The Mudcat Café TM
Thread #14919   Message #1942618
Posted By: Jack Campin
20-Jan-07 - 01:55 PM
Thread Name: Streets of Laredo
Subject: RE: Streets of Laredo
The tune was first known as "The Banks of the Devon", after the words Burns wrote for it. He sasy he collected the tune near Inverness, from a woman singing a Gaelic song, "The Brown Dairymaid". That's a Jacobite song about the '45 written by Alasdair MacMaighstir Alasdair, not long after the event. So the tune must have been in circulation in Scotland in the middle of the 18th century, 50 years before there's any trace of it in Ireland.

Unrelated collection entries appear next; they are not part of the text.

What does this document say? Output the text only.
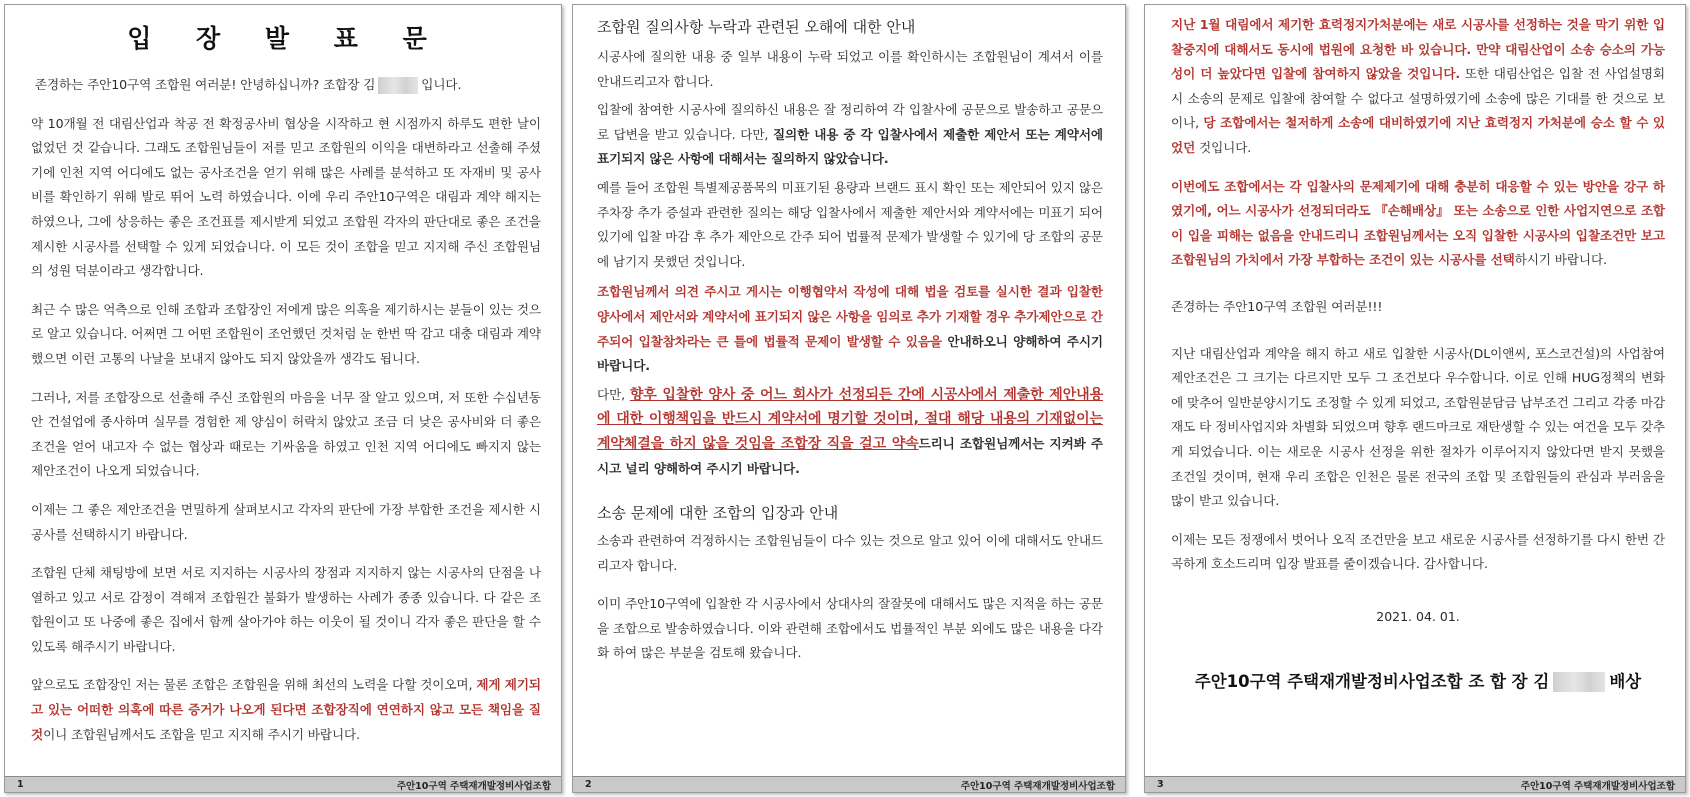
입 장 발 표 문

존경하는 주안10구역 조합원 여러분! 안녕하십니까? 조합장 김	입니다.

약 10개월 전 대림산업과 착공 전 확정공사비 협상을 시작하고 현 시점까지 하루도 편한 날이 없었던 것 같습니다. 그래도 조합원님들이 저를 믿고 조합원의 이익을 대변하라고 선출해 주셨기에 인천 지역 어디에도 없는 공사조건을 얻기 위해 많은 사례를 분석하고 또 자재비 및 공사비를 확인하기 위해 발로 뛰어 노력 하였습니다. 이에 우리 주안10구역은 대림과 계약 해지는 하였으나, 그에 상응하는 좋은 조건표를 제시받게 되었고 조합원 각자의 판단대로 좋은 조건을 제시한 시공사를 선택할 수 있게 되었습니다. 이 모든 것이 조합을 믿고 지지해 주신 조합원님의 성원 덕분이라고 생각합니다.

최근 수 많은 억측으로 인해 조합과 조합장인 저에게 많은 의혹을 제기하시는 분들이 있는 것으로 알고 있습니다. 어쩌면 그 어떤 조합원이 조언했던 것처럼 눈 한번 딱 감고 대충 대림과 계약 했으면 이런 고통의 나날을 보내지 않아도 되지 않았을까 생각도 됩니다.

그러나, 저를 조합장으로 선출해 주신 조합원의 마음을 너무 잘 알고 있으며, 저 또한 수십년동안 건설업에 종사하며 실무를 경험한 제 양심이 허락치 않았고 조금 더 낮은 공사비와 더 좋은 조건을 얻어 내고자 수 없는 협상과 때로는 기싸움을 하였고 인천 지역 어디에도 빠지지 않는 제안조건이 나오게 되었습니다.

이제는 그 좋은 제안조건을 면밀하게 살펴보시고 각자의 판단에 가장 부합한 조건을 제시한 시공사를 선택하시기 바랍니다.

조합원 단체 채팅방에 보면 서로 지지하는 시공사의 장점과 지지하지 않는 시공사의 단점을 나열하고 있고 서로 감정이 격해져 조합원간 불화가 발생하는 사례가 종종 있습니다. 다 같은 조합원이고 또 나중에 좋은 집에서 함께 살아가야 하는 이웃이 될 것이니 각자 좋은 판단을 할 수 있도록 해주시기 바랍니다.

앞으로도 조합장인 저는 물론 조합은 조합원을 위해 최선의 노력을 다할 것이오며, 제게 제기되고 있는 어떠한 의혹에 따른 증거가 나오게 된다면 조합장직에 연연하지 않고 모든 책임을 질 것이니 조합원님께서도 조합을 믿고 지지해 주시기 바랍니다.

1	주안10구역 주택재개발정비사업조합
조합원 질의사항 누락과 관련된 오해에 대한 안내

시공사에 질의한 내용 중 일부 내용이 누락 되었고 이를 확인하시는 조합원님이 계셔서 이를 안내드리고자 합니다.

입찰에 참여한 시공사에 질의하신 내용은 잘 정리하여 각 입찰사에 공문으로 발송하고 공문으로 답변을 받고 있습니다. 다만, 질의한 내용 중 각 입찰사에서 제출한 제안서 또는 계약서에 표기되지 않은 사항에 대해서는 질의하지 않았습니다.

예를 들어 조합원 특별제공품목의 미표기된 용량과 브랜드 표시 확인 또는 제안되어 있지 않은 주차장 추가 증설과 관련한 질의는 해당 입찰사에서 제출한 제안서와 계약서에는 미표기 되어 있기에 입찰 마감 후 추가 제안으로 간주 되어 법률적 문제가 발생할 수 있기에 당 조합의 공문에 남기지 못했던 것입니다.

조합원님께서 의견 주시고 게시는 이행협약서 작성에 대해 법을 검토를 실시한 결과 입찰한 양사에서 제안서와 계약서에 표기되지 않은 사항을 임의로 추가 기재할 경우 추가제안으로 간주되어 입찰참차라는 큰 틀에 법률적 문제이 발생할 수 있음을 안내하오니 양해하여 주시기 바랍니다.

다만, 향후 입찰한 양사 중 어느 회사가 선정되든 간에 시공사에서 제출한 제안내용에 대한 이행책임을 반드시 계약서에 명기할 것이며, 절대 해당 내용의 기재없이는 계약체결을 하지 않을 것임을 조합장 직을 걸고 약속드리니 조합원님께서는 지켜봐 주시고 널리 양해하여 주시기 바랍니다.

소송 문제에 대한 조합의 입장과 안내

소송과 관련하여 걱정하시는 조합원님들이 다수 있는 것으로 알고 있어 이에 대해서도 안내드리고자 합니다.

이미 주안10구역에 입찰한 각 시공사에서 상대사의 잘잘못에 대해서도 많은 지적을 하는 공문을 조합으로 발송하였습니다. 이와 관련해 조합에서도 법률적인 부분 외에도 많은 내용을 다각화 하여 많은 부분을 검토해 왔습니다.

2	주안10구역 주택재개발정비사업조합

지난 1월 대림에서 제기한 효력정지가처분에는 새로 시공사를 선정하는 것을 막기 위한 입찰중지에 대해서도 동시에 법원에 요청한 바 있습니다. 만약 대림산업이 소송 승소의 가능성이 더 높았다면 입찰에 참여하지 않았을 것입니다. 또한 대림산업은 입찰 전 사업설명회 시 소송의 문제로 입찰에 참여할 수 없다고 설명하였기에 소송에 많은 기대를 한 것으로 보이나, 당 조합에서는 철저하게 소송에 대비하였기에 지난 효력정지 가처분에 승소 할 수 있었던 것입니다.

이번에도 조합에서는 각 입찰사의 문제제기에 대해 충분히 대응할 수 있는 방안을 강구 하였기에, 어느 시공사가 선정되더라도 『손해배상』 또는 소송으로 인한 사업지연으로 조합이 입을 피해는 없음을 안내드리니 조합원님께서는 오직 입찰한 시공사의 입찰조건만 보고 조합원님의 가치에서 가장 부합하는 조건이 있는 시공사를 선택하시기 바랍니다.

존경하는 주안10구역 조합원 여러분!!!

지난 대림산업과 계약을 해지 하고 새로 입찰한 시공사(DL이앤씨, 포스코건설)의 사업참여제안조건은 그 크기는 다르지만 모두 그 조건보다 우수합니다. 이로 인해 HUG정책의 변화에 맞추어 일반분양시기도 조정할 수 있게 되었고, 조합원분담금 납부조건 그리고 각종 마감재도 타 정비사업지와 차별화 되었으며 향후 랜드마크로 재탄생할 수 있는 여건을 모두 갖추게 되었습니다. 이는 새로운 시공사 선정을 위한 절차가 이루어지지 않았다면 받지 못했을 조건일 것이며, 현재 우리 조합은 인천은 물론 전국의 조합 및 조합원들의 관심과 부러움을 많이 받고 있습니다.

이제는 모든 정쟁에서 벗어나 오직 조건만을 보고 새로운 시공사를 선정하기를 다시 한번 간곡하게 호소드리며 입장 발표를 줄이겠습니다. 감사합니다.

2021. 04. 01.
주안10구역 주택재개발정비사업조합 조 합 장 김	배상
3	주안10구역 주택재개발정비사업조합
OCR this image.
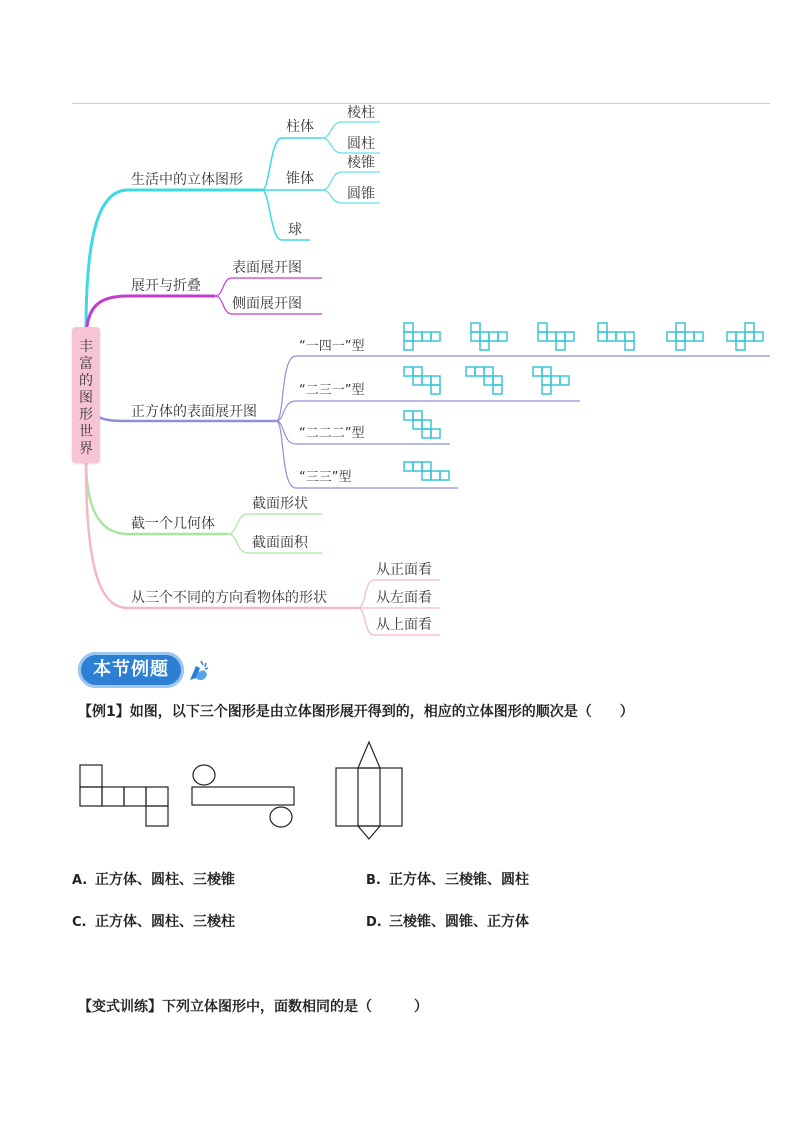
丰
富
的
图
形
世
界
生活中的立体图形
柱体
棱柱
圆柱
锥体
棱锥
圆锥
球
展开与折叠
表面展开图
侧面展开图
正方体的表面展开图
“一四一”型
“二三一”型
“二二二”型
“三三”型
截一个几何体
截面形状
截面面积
从三个不同的方向看物体的形状
从正面看
从左面看
从上面看
本节例题
【例1】如图，以下三个图形是由立体图形展开得到的，相应的立体图形的顺次是（　　）
A. 正方体、圆柱、三棱锥	B. 正方体、三棱锥、圆柱
C. 正方体、圆柱、三棱柱	D. 三棱锥、圆锥、正方体
【变式训练】下列立体图形中，面数相同的是（　　　）
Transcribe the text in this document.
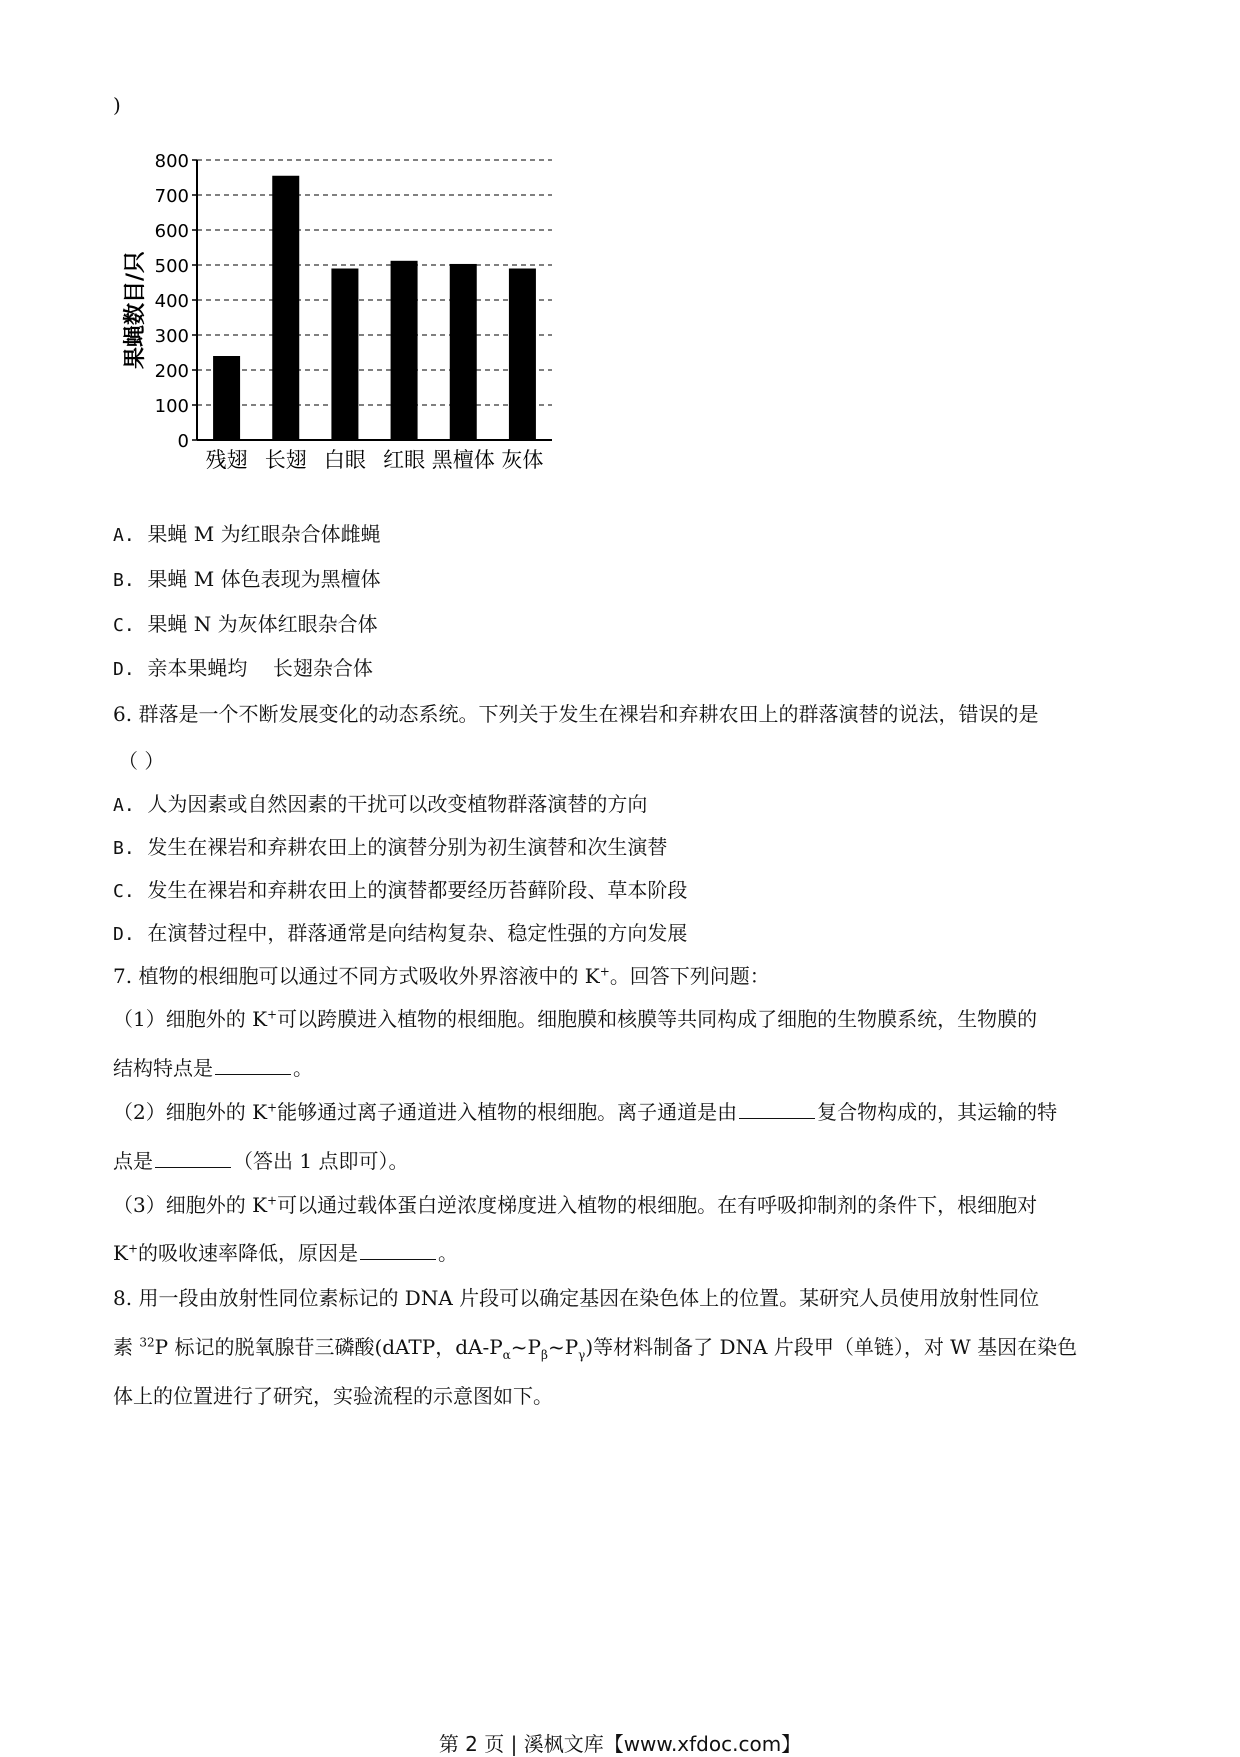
)
0
100
200
300
400
500
600
700
800
残翅 长翅 白眼 红眼 黑檀体 灰体
果蝇数目/只
A. 果蝇 M 为红眼杂合体雌蝇
B. 果蝇 M 体色表现为黑檀体
C. 果蝇 N 为灰体红眼杂合体
D. 亲本果蝇均    长翅杂合体
6. 群落是一个不断发展变化的动态系统。下列关于发生在裸岩和弃耕农田上的群落演替的说法，错误的是
（ ）
A. 人为因素或自然因素的干扰可以改变植物群落演替的方向
B. 发生在裸岩和弃耕农田上的演替分别为初生演替和次生演替
C. 发生在裸岩和弃耕农田上的演替都要经历苔藓阶段、草本阶段
D. 在演替过程中，群落通常是向结构复杂、稳定性强的方向发展
7. 植物的根细胞可以通过不同方式吸收外界溶液中的 K+。回答下列问题：
（1）细胞外的 K+可以跨膜进入植物的根细胞。细胞膜和核膜等共同构成了细胞的生物膜系统，生物膜的
结构特点是	。
（2）细胞外的 K+能够通过离子通道进入植物的根细胞。离子通道是由	复合物构成的，其运输的特
点是	（答出 1 点即可）。
（3）细胞外的 K+可以通过载体蛋白逆浓度梯度进入植物的根细胞。在有呼吸抑制剂的条件下，根细胞对
K+的吸收速率降低，原因是	。
8. 用一段由放射性同位素标记的 DNA 片段可以确定基因在染色体上的位置。某研究人员使用放射性同位
素 $^{32}$P 标记的脱氧腺苷三磷酸(dATP，$dA-P_\alpha\sim P_\beta\sim P_\gamma$)等材料制备了 DNA 片段甲（单链），对 W 基因在染色
体上的位置进行了研究，实验流程的示意图如下。
第 2 页 | 溪枫文库【www.xfdoc.com】
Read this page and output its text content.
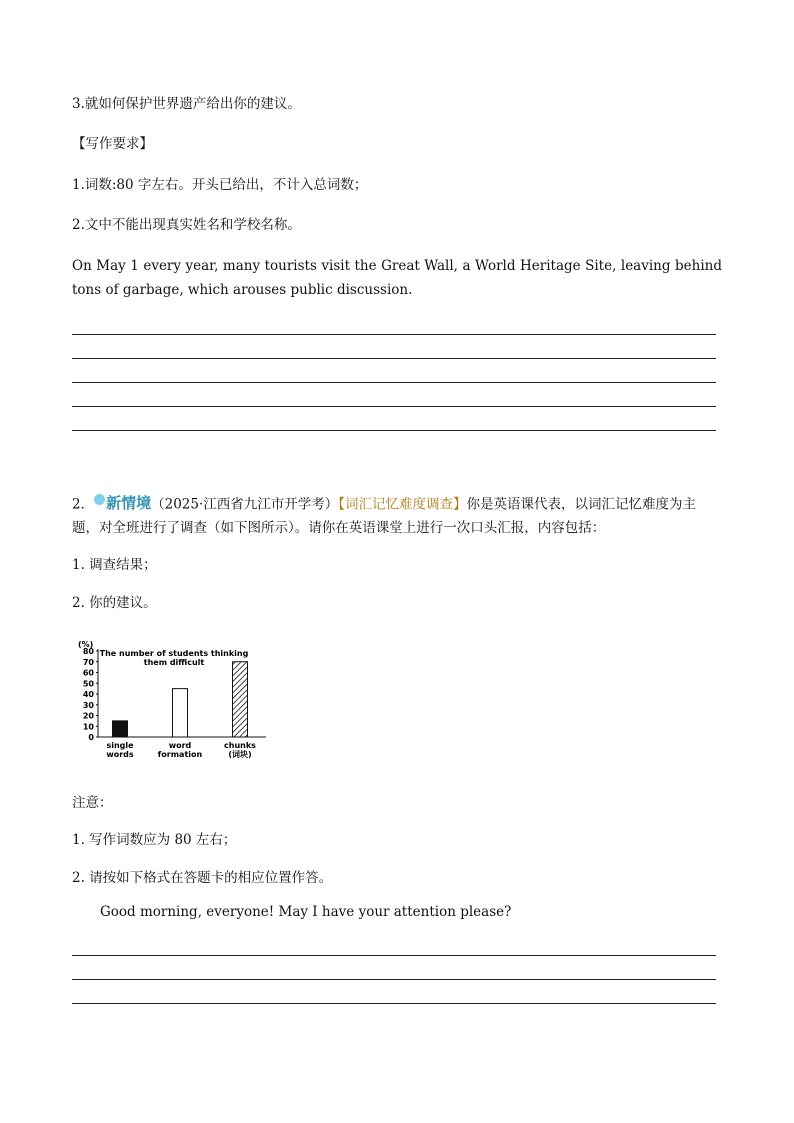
3.就如何保护世界遗产给出你的建议。
【写作要求】
1.词数:80 字左右。开头已给出，不计入总词数；
2.文中不能出现真实姓名和学校名称。
On May 1 every year, many tourists visit the Great Wall, a World Heritage Site, leaving behind tons of garbage, which arouses public discussion.
2． 新情境 （2025·江西省九江市开学考）【词汇记忆难度调查】你是英语课代表，以词汇记忆难度为主
题，对全班进行了调查（如下图所示）。请你在英语课堂上进行一次口头汇报，内容包括：
1. 调查结果；
2. 你的建议。
(%)
The number of students thinking
them difficult
0
10
20
30
40
50
60
70
80
single
words
word
formation
chunks
(词块)
注意：
1. 写作词数应为 80 左右；
2. 请按如下格式在答题卡的相应位置作答。
Good morning, everyone! May I have your attention please?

There's nothing very Scottish Highland about it, it's much like several broadside tunes of mixed Anglo-Scottish parentage you find in D'Urfey and Playford's publications of the late 17th century.

There are *many* Scottish and English broadsides of the early 19th century that call for "The Banks of the Devon" as their required tune, i.e. they got it directly or indirectly from Johnson's "Scots Musical Museum". The Irish balladeers would have got it from the same sources.

Mercury treatment for syphilis goes back to the first ten years of the epidemic, it was standard treatment by 1510. There's lots of 18th century doggerel about it.